Six Tips to Eliminate Excess Meetings

  1. Encourage Accessibility. Many times meetings are scheduled because decision makers have been inaccessible. They are holed up in their office with the door closed all day, or they may be road warriors that rarely return phone calls or emails. Encourage these key decision makers to make themselves accessible for quick questions, return calls and prompt email replies. This will eliminate the need to drag them, and a whole bunch of other people, into a meeting.
  2. Use a Good Project Management Tool. Affordable project management tools have reached a level of simplicity and sophistication that just a few years ago was reserved for expensive enterprise level solutions. Take advantage of these tools to do things that otherwise call for a meeting: task assignment, collaboration, and discussions. These can all occur virtually and eliminate the need for scheduling another meeting.
  3. Change Your Culture. Unnecessary meetings can be a result of people not wanting to make their own decisions. They may not realize they have permission to make decisions on their own. Work on changing your culture from one of indecision to it’s easier to ask forgiveness than it is to ask permission. Good people will make good decisions. Trust them to do the right thing without having to call a meeting for every decision. They will infrequently also make bad decisions. Work with them to show them what they could have done differently, but don’t chastise them to the point that they revert to the old culture of meeting madness.

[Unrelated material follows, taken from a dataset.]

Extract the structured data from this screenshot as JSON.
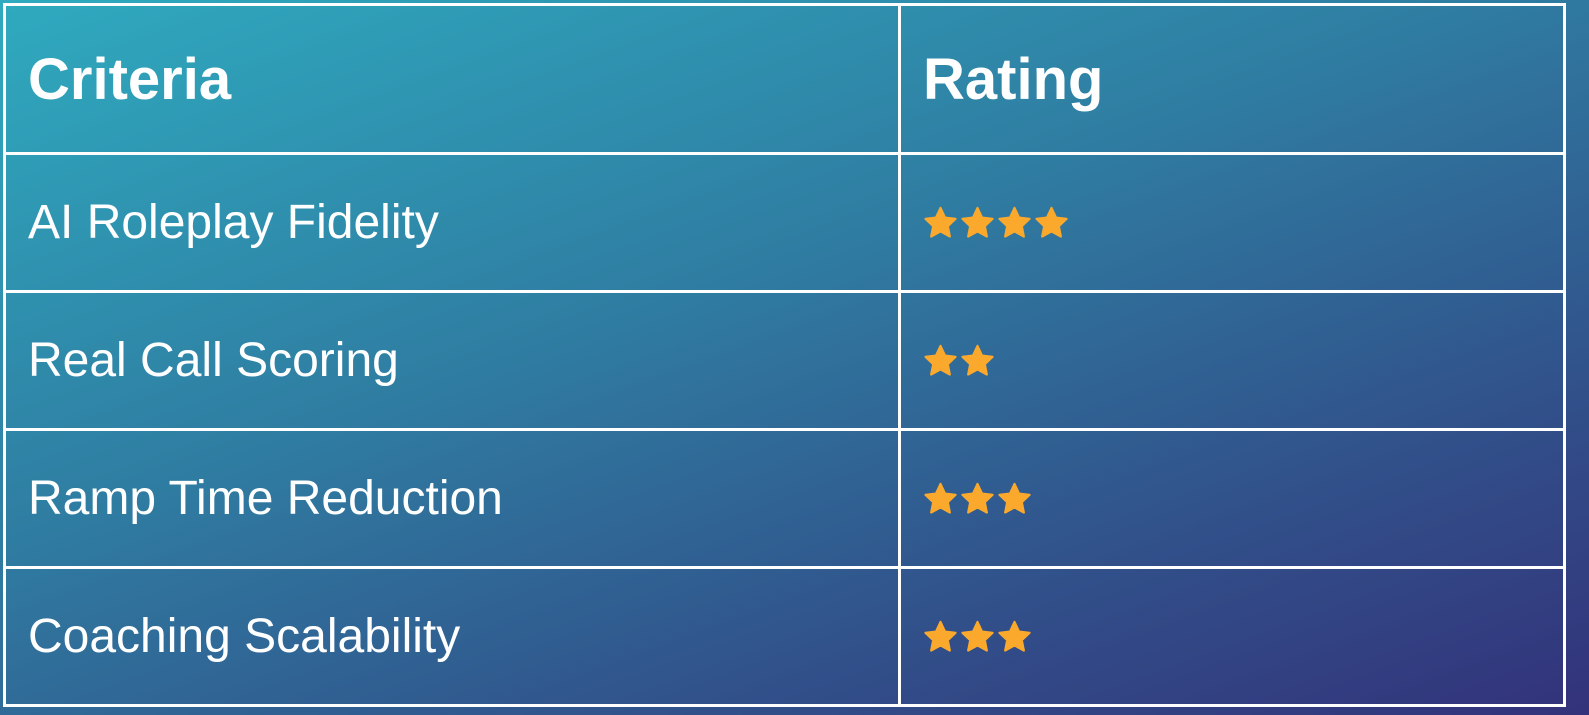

  4. Know How Much Your Meetings Cost. Understanding the cost of personnel when you hold a meeting can be an eye opener. A one hour meeting with eight average-salaried employees will easily run into the hundreds of dollars. In a mid to large sized company it quickly adds up to up to thousands of dollars spent weekly just on meetings! Is there a better use of everyone’s time that provides a greater ROI to the company? Most likely, there is.
  5. Review the Need for Recurring Meetings. Project managers love recurring meetings. When a project starts out, one of the first things we typically do is set up a weekly meeting where everyone can touch base about the project. These meetings are invaluable during the project’s early days, but they begin to lose their utility as the project progresses. Review the frequency of your recurring meetings to see if perhaps they could be moved to every other week, or maybe even once a month if things are going well with the project.

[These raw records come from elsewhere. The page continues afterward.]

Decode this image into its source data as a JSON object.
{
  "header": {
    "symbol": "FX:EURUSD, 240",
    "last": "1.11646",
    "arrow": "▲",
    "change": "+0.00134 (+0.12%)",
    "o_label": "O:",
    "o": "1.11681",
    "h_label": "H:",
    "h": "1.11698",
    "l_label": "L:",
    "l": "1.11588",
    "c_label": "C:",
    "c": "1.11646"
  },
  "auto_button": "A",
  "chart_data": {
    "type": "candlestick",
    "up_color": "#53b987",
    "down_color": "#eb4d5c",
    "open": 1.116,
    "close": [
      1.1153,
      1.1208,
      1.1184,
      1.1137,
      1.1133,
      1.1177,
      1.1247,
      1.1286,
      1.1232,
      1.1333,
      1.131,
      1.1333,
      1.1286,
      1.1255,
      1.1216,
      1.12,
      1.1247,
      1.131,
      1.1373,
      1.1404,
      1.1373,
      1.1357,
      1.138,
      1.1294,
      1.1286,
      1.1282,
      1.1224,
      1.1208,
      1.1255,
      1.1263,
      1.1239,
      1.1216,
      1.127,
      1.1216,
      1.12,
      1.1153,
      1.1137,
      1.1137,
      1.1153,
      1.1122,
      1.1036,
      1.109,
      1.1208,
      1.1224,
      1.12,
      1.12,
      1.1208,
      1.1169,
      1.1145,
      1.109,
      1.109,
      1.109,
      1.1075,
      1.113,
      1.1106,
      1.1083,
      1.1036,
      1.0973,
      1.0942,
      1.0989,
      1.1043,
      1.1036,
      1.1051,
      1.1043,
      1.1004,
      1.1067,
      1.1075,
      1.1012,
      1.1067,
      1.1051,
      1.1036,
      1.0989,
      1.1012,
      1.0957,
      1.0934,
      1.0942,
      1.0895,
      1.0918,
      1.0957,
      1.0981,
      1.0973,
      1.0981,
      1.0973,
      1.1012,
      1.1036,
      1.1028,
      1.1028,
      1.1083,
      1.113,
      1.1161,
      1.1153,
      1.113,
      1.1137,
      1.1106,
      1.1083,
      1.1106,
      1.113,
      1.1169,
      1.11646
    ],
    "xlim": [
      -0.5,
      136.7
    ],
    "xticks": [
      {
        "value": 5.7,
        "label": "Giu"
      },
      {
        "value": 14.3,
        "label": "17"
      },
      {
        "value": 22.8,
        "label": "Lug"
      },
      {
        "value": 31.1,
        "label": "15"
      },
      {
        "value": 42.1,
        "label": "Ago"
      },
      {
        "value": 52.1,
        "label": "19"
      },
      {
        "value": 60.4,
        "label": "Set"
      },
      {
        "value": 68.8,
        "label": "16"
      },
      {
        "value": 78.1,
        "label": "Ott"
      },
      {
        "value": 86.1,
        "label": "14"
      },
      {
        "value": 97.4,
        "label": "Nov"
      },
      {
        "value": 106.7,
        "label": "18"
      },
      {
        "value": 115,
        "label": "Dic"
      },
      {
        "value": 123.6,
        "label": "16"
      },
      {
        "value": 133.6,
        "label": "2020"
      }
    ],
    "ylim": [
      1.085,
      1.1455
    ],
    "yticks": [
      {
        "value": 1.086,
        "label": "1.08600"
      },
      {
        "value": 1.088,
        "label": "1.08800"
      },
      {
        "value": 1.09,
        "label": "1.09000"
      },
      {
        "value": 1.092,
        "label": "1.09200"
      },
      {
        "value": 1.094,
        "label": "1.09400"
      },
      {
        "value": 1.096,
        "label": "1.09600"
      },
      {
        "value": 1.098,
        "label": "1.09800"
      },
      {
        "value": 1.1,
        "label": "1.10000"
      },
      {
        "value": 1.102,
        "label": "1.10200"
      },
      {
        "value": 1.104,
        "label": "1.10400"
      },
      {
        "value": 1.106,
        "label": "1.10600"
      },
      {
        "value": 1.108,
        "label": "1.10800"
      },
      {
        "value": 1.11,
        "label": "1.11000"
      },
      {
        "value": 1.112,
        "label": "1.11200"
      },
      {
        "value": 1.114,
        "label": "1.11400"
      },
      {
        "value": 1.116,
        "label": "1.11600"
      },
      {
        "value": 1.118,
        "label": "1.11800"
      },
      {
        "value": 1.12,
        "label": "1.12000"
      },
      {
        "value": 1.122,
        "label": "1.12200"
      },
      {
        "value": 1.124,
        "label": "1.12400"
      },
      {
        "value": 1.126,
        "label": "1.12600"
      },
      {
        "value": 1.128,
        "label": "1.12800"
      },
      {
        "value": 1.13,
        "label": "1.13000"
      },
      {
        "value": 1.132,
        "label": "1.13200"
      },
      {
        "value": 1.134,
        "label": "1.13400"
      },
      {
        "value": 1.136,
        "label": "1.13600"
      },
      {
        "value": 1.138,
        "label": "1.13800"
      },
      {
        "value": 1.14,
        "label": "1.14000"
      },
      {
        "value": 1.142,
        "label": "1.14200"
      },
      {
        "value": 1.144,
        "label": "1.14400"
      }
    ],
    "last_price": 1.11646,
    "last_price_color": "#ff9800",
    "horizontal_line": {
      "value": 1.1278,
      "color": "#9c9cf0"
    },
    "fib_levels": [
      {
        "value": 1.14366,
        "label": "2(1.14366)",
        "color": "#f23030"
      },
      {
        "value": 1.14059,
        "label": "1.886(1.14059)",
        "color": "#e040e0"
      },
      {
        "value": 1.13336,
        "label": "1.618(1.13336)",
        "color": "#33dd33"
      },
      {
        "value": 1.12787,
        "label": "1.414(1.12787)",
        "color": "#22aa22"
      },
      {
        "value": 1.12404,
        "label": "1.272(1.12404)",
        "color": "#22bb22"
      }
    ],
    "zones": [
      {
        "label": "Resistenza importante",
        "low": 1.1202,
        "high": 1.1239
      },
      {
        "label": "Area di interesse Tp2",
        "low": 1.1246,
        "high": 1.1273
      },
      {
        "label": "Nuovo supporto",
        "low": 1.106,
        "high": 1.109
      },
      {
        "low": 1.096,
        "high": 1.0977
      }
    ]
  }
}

  6. Pay Attention. You need to lay ground rules at the outset of meetings that encourages everyone to pay attention. Kindly remind them to take their hands off their laptops, check their digital devices at the door, keep their eyes up, be attentive and engage. It’s a waste of your time if you have to schedule a one-on-one meeting to discuss something that was covered – but that they didn’t catch!

Meetings are indispensible when it comes to sharing information, collaborating, and making decisions. However, be mindful that meetings can also be time wasters and productivity killers. Implement these suggestions and you will easily gain up to a full day of your work life back each week!